ATYPICAL AND UNUSUAL PRESENTATIONS OF DERMATOPHYTOSIS—RISK FACTORS, CHRONICITY, AND RECURRENCE RATES AT A TERTIARY CARE CENTRE IN BIHAR.

Main Article Content

Dr Prem Prakash Pravakar
Dr Md Mobarak Hussain,
Dr Deepak Kumar

Keywords

Dermatophytosis, chronic tinea, recurrent tinea, steroid misuse in tinea, and antifungal resistance

Abstract

Dermatophytosis, a superficial fungal infection caused by keratinophilic fungi, has evolved from a self-limiting infection to a chronic, relapsing disease in India. The rising trend of atypical morphologies and treatment resistance has become a major public health concern. Data from Eastern India, particularly Bihar, remain scarce.


Aims:


To document atypical and unusual clinical presentations of dermatophytosis and to identify risk factors associated with chronicity and recurrence in patients attending a tertiary care centre in Bihar.


Methods:


A hospital-based, cross-sectional study was conducted over six months (February–July 2025) in the Department of Dermatology, Venereology, and Leprosy. All consecutive patients with clinically diagnosed dermatophytosis were included. Clinical data regarding lesion morphology, duration, recurrence, comorbidities, and risk factors such as topical steroid use and hygiene practices were recorded. Fungal confirmation was done by 10% KOH and culture in doubtful cases. Statistical analysis was performed using the Chi-square test and logistic regression, with p < 0.05 considered significant.


Results:


Of 788 enrolled patients, the mean age was 32 ± 7 years, with a male-to-female ratio of 3:2. The predominant forms were tinea corporis (55.7%) and tinea cruris (37%), while 26% showed atypical morphologies such as steroid-modified (21%), pseudoimbricata-like (3%), and follicular variants (2%).
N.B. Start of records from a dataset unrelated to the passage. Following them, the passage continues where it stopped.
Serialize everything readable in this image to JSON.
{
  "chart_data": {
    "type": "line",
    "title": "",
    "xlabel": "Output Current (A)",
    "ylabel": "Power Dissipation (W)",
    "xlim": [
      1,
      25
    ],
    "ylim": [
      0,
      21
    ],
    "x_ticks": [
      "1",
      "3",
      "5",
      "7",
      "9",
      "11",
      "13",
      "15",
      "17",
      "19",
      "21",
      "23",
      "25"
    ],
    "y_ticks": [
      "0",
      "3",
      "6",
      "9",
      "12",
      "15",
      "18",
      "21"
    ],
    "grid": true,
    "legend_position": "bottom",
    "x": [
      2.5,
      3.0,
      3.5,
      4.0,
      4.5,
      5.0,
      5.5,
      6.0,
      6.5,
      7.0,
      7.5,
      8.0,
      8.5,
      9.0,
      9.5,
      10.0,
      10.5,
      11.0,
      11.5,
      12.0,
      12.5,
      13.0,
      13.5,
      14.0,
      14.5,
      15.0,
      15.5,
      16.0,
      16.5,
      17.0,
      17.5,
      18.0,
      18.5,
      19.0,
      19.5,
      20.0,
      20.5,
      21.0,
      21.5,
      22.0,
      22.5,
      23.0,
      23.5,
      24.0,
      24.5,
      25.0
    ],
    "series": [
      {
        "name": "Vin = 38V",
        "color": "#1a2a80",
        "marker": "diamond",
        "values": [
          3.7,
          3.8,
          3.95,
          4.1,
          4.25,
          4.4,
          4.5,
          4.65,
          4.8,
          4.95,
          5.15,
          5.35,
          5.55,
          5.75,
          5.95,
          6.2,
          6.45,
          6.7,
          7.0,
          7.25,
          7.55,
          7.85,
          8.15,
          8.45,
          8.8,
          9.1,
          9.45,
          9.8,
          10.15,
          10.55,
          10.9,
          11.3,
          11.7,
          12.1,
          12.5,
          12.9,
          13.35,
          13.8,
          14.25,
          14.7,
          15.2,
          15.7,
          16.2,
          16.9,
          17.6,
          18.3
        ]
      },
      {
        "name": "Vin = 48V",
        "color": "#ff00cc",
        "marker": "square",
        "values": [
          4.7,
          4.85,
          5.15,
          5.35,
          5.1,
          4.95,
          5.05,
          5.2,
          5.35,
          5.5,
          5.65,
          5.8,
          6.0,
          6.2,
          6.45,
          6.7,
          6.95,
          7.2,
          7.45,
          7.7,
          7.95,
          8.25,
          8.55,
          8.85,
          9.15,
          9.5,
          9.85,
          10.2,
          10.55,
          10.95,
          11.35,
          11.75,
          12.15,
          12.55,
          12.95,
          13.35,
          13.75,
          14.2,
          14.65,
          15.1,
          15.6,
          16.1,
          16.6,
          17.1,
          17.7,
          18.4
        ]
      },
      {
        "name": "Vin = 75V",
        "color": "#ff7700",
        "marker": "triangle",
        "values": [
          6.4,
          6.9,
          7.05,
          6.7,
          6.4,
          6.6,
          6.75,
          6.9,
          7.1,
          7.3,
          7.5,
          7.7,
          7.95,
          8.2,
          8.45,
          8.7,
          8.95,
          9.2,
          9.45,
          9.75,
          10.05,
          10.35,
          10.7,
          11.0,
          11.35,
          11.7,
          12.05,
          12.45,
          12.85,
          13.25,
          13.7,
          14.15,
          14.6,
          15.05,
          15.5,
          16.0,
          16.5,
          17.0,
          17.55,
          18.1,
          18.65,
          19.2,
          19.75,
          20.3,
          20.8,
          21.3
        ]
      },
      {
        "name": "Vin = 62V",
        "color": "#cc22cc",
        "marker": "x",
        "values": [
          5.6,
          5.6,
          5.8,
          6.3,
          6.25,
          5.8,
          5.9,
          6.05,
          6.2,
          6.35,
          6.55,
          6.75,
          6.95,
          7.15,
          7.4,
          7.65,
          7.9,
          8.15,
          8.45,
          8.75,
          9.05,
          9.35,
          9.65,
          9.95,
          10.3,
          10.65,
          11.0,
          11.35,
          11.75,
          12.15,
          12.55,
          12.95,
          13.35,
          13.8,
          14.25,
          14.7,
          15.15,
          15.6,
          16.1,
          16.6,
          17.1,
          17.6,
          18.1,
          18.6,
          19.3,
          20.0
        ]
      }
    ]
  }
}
Chronic dermatophytosis (>6 months) was seen in 44%, and recurrence within six weeks occurred in 23%. Significant risk factors for chronicity included topical steroid misuse (p < 0.01), diabetes mellitus (p < 0.05), and positive family history (p < 0.05). Recurrence correlated with poor adherence, short treatment duration, and the presence of infected household contacts.


Conclusion:


Dermatophytosis in Bihar exhibits a high burden of chronic, recurrent, and atypical cases. Misuse of topical corticosteroid combinations, metabolic comorbidities, and familial clustering contribute significantly to persistence and relapse. Early diagnosis, regulation of steroid misuse, patient education, and antifungal resistance monitoring are essential to control this emerging epidemic.